Q: I currently own a 2005 PT Cruiser GT convertible and would like your opinion on whether or not I should keep it for the future and if this vehicle has future potential as an investment car.
Q: Greg, I see your column in our local paper, and I appreciate your comments on vehicles of interest, such as the 1979 Cadillac Phaeton two-door coupe that you discussed recently. It is always great to be able to see and hear about spectacular cars from the past.
I currently own a 2005 PT Cruiser GT convertible and would like your opinion on whether or not I should keep it for the future and if this vehicle has future potential as an investment car. Please give me your advice, and thank you very much, James S., Louisiana.
A: James, I receive lots of mail like this from readers hoping to catch a diamond in the rough. However, the PT Cruiser (PT stands for personal transport), in hardtop or convertible form, will not, in my opinion, become a collector car.

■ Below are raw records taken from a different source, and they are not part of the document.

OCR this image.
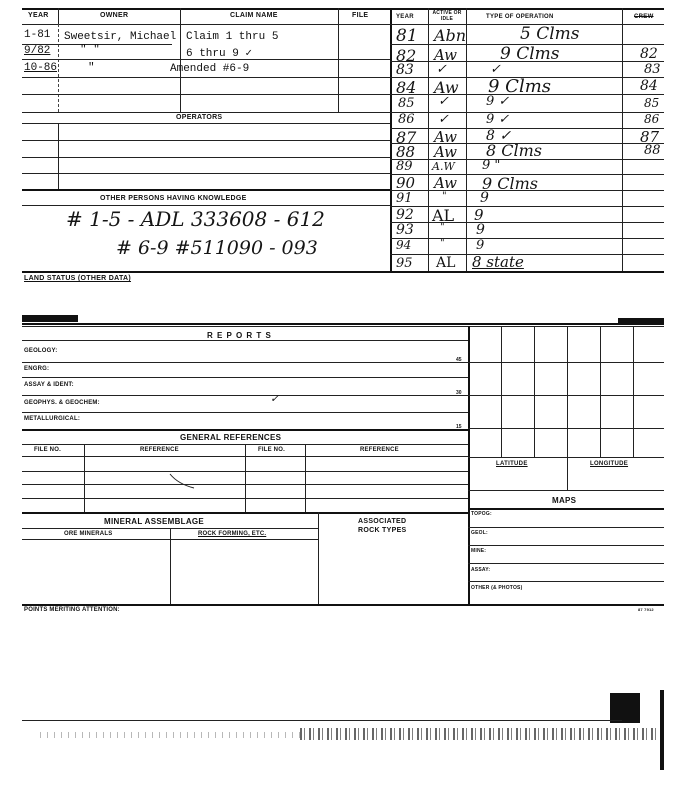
YEAR	OWNER	CLAIM NAME	FILE
1-81 Sweetsir, Michael Claim 1 thru 5
9/82	" "	6 thru 9 ✓
10-86	"	Amended #6-9
OPERATORS
OTHER PERSONS HAVING KNOWLEDGE
# 1-5 - ADL 333608 - 612
# 6-9 #511090 - 093
YEAR
ACTIVE OR IDLE	TYPE OF OPERATION	CREW
81 Abn	5 Clms
82 Aw	9 Clms	82
83 ✓	✓	83
84 Aw 9 Clms	84
85 ✓	9 ✓	85
86 ✓	9 ✓	86
87 Aw 8 ✓	87
88 Aw 8 Clms	88
89 A.W 9 "
90 Aw 9 Clms
91	" 9
92 AL 9
93	" 9
94	" 9
95 AL 8 state
LAND STATUS (OTHER DATA)
R E P O R T S
GEOLOGY:
45
ENGRG:
ASSAY & IDENT:
30
GEOPHYS. & GEOCHEM:	✓
METALLURGICAL:
15
GENERAL REFERENCES
FILE NO.	REFERENCE	FILE NO.	REFERENCE
LATITUDE	LONGITUDE
MAPS
TOPOG:
GEOL:
MINE:
ASSAY:
OTHER (& PHOTOS)
MINERAL ASSEMBLAGE
ORE MINERALS	ROCK FORMING, ETC.
ASSOCIATED
ROCK TYPES
POINTS MERITING ATTENTION:	87 7912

First, it is a brand that experienced a near-1.5 million production run from 2000 to 2010. That’s a lot of PT Cruisers. Second, the PT Cruiser early on shared too many mechanical parts with platform siblings such as Dodge and Plymouth Neon.
However, there is no doubting the car’s popularity. PT Cruiser, with its unique car/truck style, came to market with a waiting list of buyers and was well ahead of Chevy’s HHR (which stands for high heritage roof). Ironically, both the PT Cruiser and the Chevy HHR were styled by the same designer, Bryan Nesbitt, who worked for Chrysler before moving to General Motors. Originally designed to be a Plymouth, Chrysler decided it was going to drop the Plymouth name, and all PT Cruisers have the Chrysler badge. Your convertible, meanwhile, is a rare Cruiser, as it was produced from 2005 to 2007.
Still, I feel PT Cruisers will never see true collector car or investment status, so if you are contemplating selling or trading, I would do so without worrying you might be making a mistake.
Thanks for your letter and nice words.